Interviewer: Where do you see the film industry going in the next 3-5 years?

Joël Jent: I think it is an incredibly interesting time for filmmakers. There have never been so many forms and formats finding their public and ways of distribution start to become more accessible as the number of platforms, distributors, broadcasters, programs, and channels is evermore increasing. At the same time, we can see, that the constant availability of unlimited content starts to bore the public more and more. Platform productions consist of few original and groundbreaking productions and a big grey pile of productions, that are replicating one another. Maybe it is comparable to the end of the studio system in the late 1950s. Saturation and growing boredom. That’s why I guess that in 5 years people will become more selective and also more individualistic. I strongly believe in a renaissance of cinema. Not only because it is the most beautiful way of watching films, but also because of its quality as a social experience. Sharing a story with strangers by watching it in a dark room. It’s a unique setting. A public context for a very intimate experience.

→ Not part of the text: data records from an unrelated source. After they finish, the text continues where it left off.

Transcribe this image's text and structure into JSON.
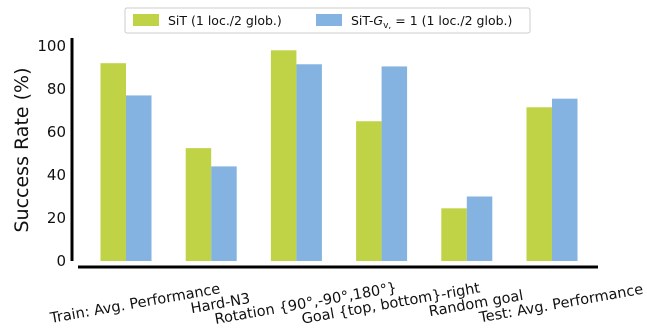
{
  "chart_data": {
    "type": "bar",
    "ylabel": "Success Rate (%)",
    "xlabel": "",
    "ylim": [
      0,
      100
    ],
    "yticks": [
      0,
      20,
      40,
      60,
      80,
      100
    ],
    "grid": false,
    "legend_position": "top-center",
    "categories": [
      "Train: Avg. Performance",
      "Hard-N3",
      "Rotation {90°,-90°,180°}",
      "Goal {top, bottom}-right",
      "Random goal",
      "Test: Avg. Performance"
    ],
    "series": [
      {
        "name": "SiT (1 loc./2 glob.)",
        "color": "#c0d246",
        "values": [
          92,
          52.5,
          98,
          65,
          24.5,
          71.5
        ]
      },
      {
        "name_prefix": "SiT-",
        "name_symbol": "G",
        "name_subscript": "v,",
        "name_suffix": " = 1 (1 loc./2 glob.)",
        "color": "#84b2e1",
        "values": [
          77,
          44,
          91.5,
          90.5,
          30,
          75.5
        ]
      }
    ]
  }
}
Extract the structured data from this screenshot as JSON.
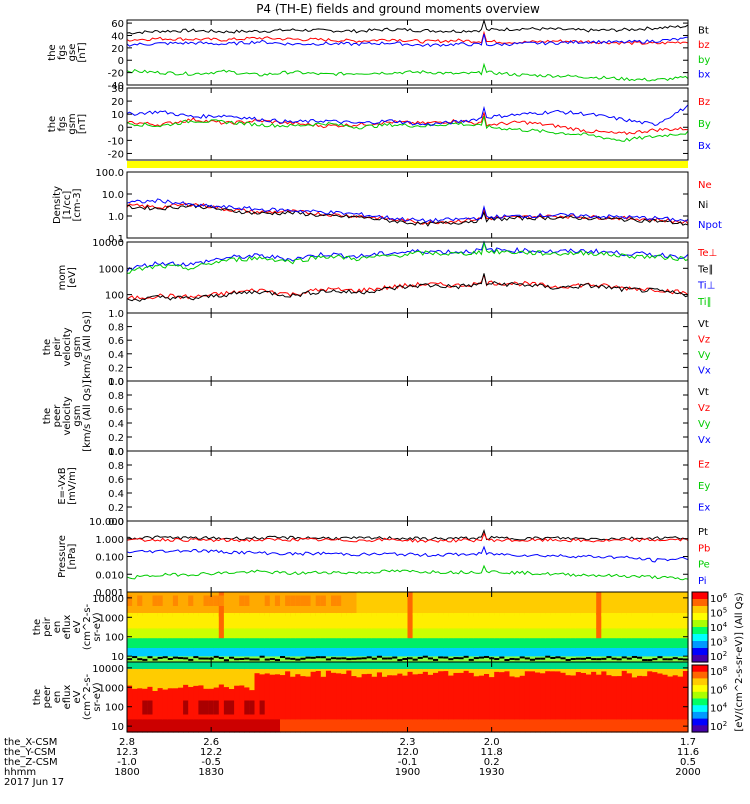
{
  "chart_data": {
    "title": "P4 (TH-E) fields and ground moments overview",
    "date": "2017 Jun 17",
    "time_axis": {
      "row_labels": [
        "the_X-CSM",
        "the_Y-CSM",
        "the_Z-CSM",
        "hhmm"
      ],
      "columns": [
        {
          "x": "2.8",
          "y": "12.3",
          "z": "-1.0",
          "hhmm": "1800",
          "t": 1800
        },
        {
          "x": "2.6",
          "y": "12.2",
          "z": "-0.5",
          "hhmm": "1830",
          "t": 1830
        },
        {
          "x": "2.3",
          "y": "12.0",
          "z": "-0.1",
          "hhmm": "1900",
          "t": 1900
        },
        {
          "x": "2.0",
          "y": "11.8",
          "z": "0.2",
          "hhmm": "1930",
          "t": 1930
        },
        {
          "x": "1.7",
          "y": "11.6",
          "z": "0.5",
          "hhmm": "2000",
          "t": 2000
        }
      ]
    },
    "panels": [
      {
        "id": "fgs_gse",
        "type": "line",
        "ylabel": [
          "the",
          "fgs",
          "gse",
          "[nT]"
        ],
        "ylim": [
          -40,
          65
        ],
        "yticks": [
          "60",
          "40",
          "20",
          "0",
          "-20",
          "-40"
        ],
        "ytick_values": [
          60,
          40,
          20,
          0,
          -20,
          -40
        ],
        "series": [
          {
            "name": "Bt",
            "color": "#000000",
            "values": [
              44,
              47,
              48,
              46,
              47,
              49,
              48,
              47,
              50,
              48,
              47,
              49,
              51,
              50,
              48,
              49,
              52,
              55
            ]
          },
          {
            "name": "bz",
            "color": "#ff0000",
            "values": [
              33,
              35,
              34,
              33,
              36,
              34,
              33,
              31,
              34,
              30,
              32,
              30,
              29,
              31,
              30,
              28,
              27,
              30
            ]
          },
          {
            "name": "by",
            "color": "#00cc00",
            "values": [
              -17,
              -20,
              -22,
              -18,
              -24,
              -19,
              -23,
              -21,
              -20,
              -19,
              -22,
              -20,
              -24,
              -25,
              -27,
              -30,
              -32,
              -28
            ]
          },
          {
            "name": "bx",
            "color": "#0000ff",
            "values": [
              25,
              27,
              28,
              26,
              30,
              26,
              27,
              26,
              28,
              24,
              26,
              25,
              27,
              28,
              30,
              29,
              31,
              35
            ]
          }
        ]
      },
      {
        "id": "fgs_gsm",
        "type": "line",
        "ylabel": [
          "the",
          "fgs",
          "gsm",
          "[nT]"
        ],
        "ylim": [
          -25,
          30
        ],
        "yticks": [
          "30",
          "20",
          "10",
          "0",
          "-10",
          "-20"
        ],
        "ytick_values": [
          30,
          20,
          10,
          0,
          -10,
          -20
        ],
        "series": [
          {
            "name": "Bz",
            "color": "#ff0000",
            "values": [
              4,
              2,
              6,
              3,
              5,
              3,
              1,
              2,
              4,
              3,
              5,
              2,
              4,
              1,
              -3,
              -5,
              -2,
              -1
            ]
          },
          {
            "name": "By",
            "color": "#00cc00",
            "values": [
              3,
              1,
              5,
              4,
              2,
              1,
              3,
              0,
              2,
              1,
              3,
              0,
              -2,
              -4,
              -6,
              -10,
              -7,
              -4
            ]
          },
          {
            "name": "Bx",
            "color": "#0000ff",
            "values": [
              10,
              12,
              8,
              9,
              6,
              4,
              5,
              3,
              5,
              2,
              4,
              8,
              10,
              12,
              10,
              6,
              2,
              16
            ]
          }
        ]
      },
      {
        "id": "density",
        "type": "line",
        "scale": "log",
        "ylabel": [
          "Density",
          "[1/cc]",
          "[cm-3]"
        ],
        "ylim": [
          0.1,
          100
        ],
        "yticks": [
          "100.0",
          "10.0",
          "1.0",
          "0.1"
        ],
        "ytick_values": [
          100,
          10,
          1,
          0.1
        ],
        "series": [
          {
            "name": "Ne",
            "color": "#ff0000",
            "values": [
              3,
              2.5,
              3.5,
              2,
              1.5,
              1.6,
              1.2,
              1,
              0.7,
              0.5,
              0.6,
              0.8,
              0.9,
              1,
              0.9,
              0.8,
              0.7,
              0.5
            ]
          },
          {
            "name": "Ni",
            "color": "#000000",
            "values": [
              2.6,
              2.2,
              3,
              1.8,
              1.3,
              1.4,
              1,
              0.9,
              0.6,
              0.42,
              0.5,
              0.7,
              0.8,
              0.85,
              0.8,
              0.7,
              0.6,
              0.42
            ]
          },
          {
            "name": "Npot",
            "color": "#0000ff",
            "values": [
              4,
              5,
              3,
              2.5,
              2,
              1.8,
              1.5,
              1.2,
              0.8,
              0.6,
              0.7,
              0.9,
              1,
              1.1,
              1,
              0.9,
              0.8,
              0.6
            ]
          }
        ]
      },
      {
        "id": "temperature",
        "type": "line",
        "scale": "log",
        "ylabel": [
          "mom",
          "[eV]"
        ],
        "ylim": [
          20,
          10000
        ],
        "yticks": [
          "10000",
          "1000",
          "100"
        ],
        "ytick_values": [
          10000,
          1000,
          100
        ],
        "series": [
          {
            "name": "Te⊥",
            "color": "#ff0000",
            "values": [
              70,
              90,
              80,
              110,
              150,
              100,
              160,
              140,
              190,
              250,
              220,
              280,
              260,
              200,
              240,
              180,
              160,
              110
            ]
          },
          {
            "name": "Te∥",
            "color": "#000000",
            "values": [
              60,
              80,
              70,
              100,
              130,
              90,
              140,
              120,
              170,
              230,
              200,
              260,
              240,
              180,
              220,
              160,
              140,
              95
            ]
          },
          {
            "name": "Ti⊥",
            "color": "#0000ff",
            "values": [
              900,
              1600,
              1400,
              2500,
              3000,
              2200,
              3500,
              2800,
              3800,
              4500,
              4200,
              5000,
              4800,
              4300,
              4600,
              3700,
              3300,
              2800
            ]
          },
          {
            "name": "Ti∥",
            "color": "#00cc00",
            "values": [
              700,
              1200,
              1000,
              2000,
              2500,
              1800,
              2900,
              2300,
              3000,
              3800,
              3500,
              4300,
              4000,
              3600,
              3900,
              3000,
              2700,
              2300
            ]
          }
        ]
      },
      {
        "id": "peir_velocity",
        "type": "line",
        "ylabel": [
          "the",
          "peir",
          "velocity",
          "gsm",
          "[km/s (All Qs)]"
        ],
        "ylim": [
          0,
          1
        ],
        "yticks": [
          "1.0",
          "0.8",
          "0.6",
          "0.4",
          "0.2",
          "0.0"
        ],
        "ytick_values": [
          1,
          0.8,
          0.6,
          0.4,
          0.2,
          0
        ],
        "series": [
          {
            "name": "Vt",
            "color": "#000000",
            "values": []
          },
          {
            "name": "Vz",
            "color": "#ff0000",
            "values": []
          },
          {
            "name": "Vy",
            "color": "#00cc00",
            "values": []
          },
          {
            "name": "Vx",
            "color": "#0000ff",
            "values": []
          }
        ]
      },
      {
        "id": "peer_velocity",
        "type": "line",
        "ylabel": [
          "the",
          "peer",
          "velocity",
          "gsm",
          "[km/s (All Qs)]"
        ],
        "ylim": [
          0,
          1
        ],
        "yticks": [
          "1.0",
          "0.8",
          "0.6",
          "0.4",
          "0.2",
          "0.0"
        ],
        "ytick_values": [
          1,
          0.8,
          0.6,
          0.4,
          0.2,
          0
        ],
        "series": [
          {
            "name": "Vt",
            "color": "#000000",
            "values": []
          },
          {
            "name": "Vz",
            "color": "#ff0000",
            "values": []
          },
          {
            "name": "Vy",
            "color": "#00cc00",
            "values": []
          },
          {
            "name": "Vx",
            "color": "#0000ff",
            "values": []
          }
        ]
      },
      {
        "id": "efield",
        "type": "line",
        "ylabel": [
          "E=-VxB",
          "[mV/m]"
        ],
        "ylim": [
          0,
          1
        ],
        "yticks": [
          "1.0",
          "0.8",
          "0.6",
          "0.4",
          "0.2",
          "0.0"
        ],
        "ytick_values": [
          1,
          0.8,
          0.6,
          0.4,
          0.2,
          0
        ],
        "series": [
          {
            "name": "Ez",
            "color": "#ff0000",
            "values": []
          },
          {
            "name": "Ey",
            "color": "#00cc00",
            "values": []
          },
          {
            "name": "Ex",
            "color": "#0000ff",
            "values": []
          }
        ]
      },
      {
        "id": "pressure",
        "type": "line",
        "scale": "log",
        "ylabel": [
          "Pressure",
          "[nPa]"
        ],
        "ylim": [
          0.001,
          10
        ],
        "yticks": [
          "10.000",
          "1.000",
          "0.100",
          "0.010",
          "0.001"
        ],
        "ytick_values": [
          10,
          1,
          0.1,
          0.01,
          0.001
        ],
        "series": [
          {
            "name": "Pt",
            "color": "#000000",
            "values": [
              1.1,
              1.2,
              1.1,
              1.05,
              1.1,
              1.15,
              1.1,
              1.05,
              1.1,
              1.0,
              1.05,
              1.1,
              1.05,
              1.1,
              1.0,
              1.05,
              1.1,
              1.15
            ]
          },
          {
            "name": "Pb",
            "color": "#ff0000",
            "values": [
              0.8,
              0.9,
              0.85,
              0.8,
              0.85,
              0.9,
              0.85,
              0.8,
              0.9,
              0.75,
              0.8,
              0.85,
              0.8,
              0.85,
              0.75,
              0.8,
              0.85,
              0.9
            ]
          },
          {
            "name": "Pe",
            "color": "#00cc00",
            "values": [
              0.006,
              0.009,
              0.01,
              0.012,
              0.014,
              0.011,
              0.013,
              0.012,
              0.015,
              0.014,
              0.013,
              0.014,
              0.012,
              0.01,
              0.009,
              0.008,
              0.007,
              0.005
            ]
          },
          {
            "name": "Pi",
            "color": "#0000ff",
            "values": [
              0.18,
              0.2,
              0.22,
              0.18,
              0.16,
              0.14,
              0.15,
              0.13,
              0.14,
              0.12,
              0.13,
              0.14,
              0.12,
              0.11,
              0.1,
              0.09,
              0.06,
              0.08
            ]
          }
        ]
      },
      {
        "id": "peir_spectrogram",
        "type": "heatmap",
        "scale": "log",
        "ylabel": [
          "the",
          "peir",
          "en",
          "eflux",
          "eV",
          "(cm^2-s-",
          "sr-eV)"
        ],
        "ylim": [
          5,
          20000
        ],
        "yticks": [
          "10000",
          "1000",
          "100",
          "10"
        ],
        "ytick_values": [
          10000,
          1000,
          100,
          10
        ]
      },
      {
        "id": "peer_spectrogram",
        "type": "heatmap",
        "scale": "log",
        "ylabel": [
          "the",
          "peer",
          "en",
          "eflux",
          "eV",
          "(cm^2-s-",
          "sr-eV)"
        ],
        "ylim": [
          5,
          20000
        ],
        "yticks": [
          "10000",
          "1000",
          "100",
          "10"
        ],
        "ytick_values": [
          10000,
          1000,
          100,
          10
        ]
      }
    ],
    "colorbar": {
      "label": "[eV/(cm^2-s-sr-eV)] (All Qs)",
      "scale": "log",
      "upper_ticks": [
        "10^6",
        "10^5",
        "10^4",
        "10^3",
        "10^2"
      ],
      "lower_ticks": [
        "10^8",
        "10^6",
        "10^4",
        "10^2"
      ]
    }
  }
}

For filmmakers, I think it will become even more essential to start building an audience from step one. And a more selective and individualized audience should not be understood as a threat. It should be read as a chance. A chance to win a more conscious audience over to discover new forms of filmmaking. Because the film is most touching, challenging, and encouraging, when it walks on new grounds and when it is seeking its own way: To surprise its ever-curious audience with what they came to discover: Storytelling. And this; our deep craving for stories, will never change.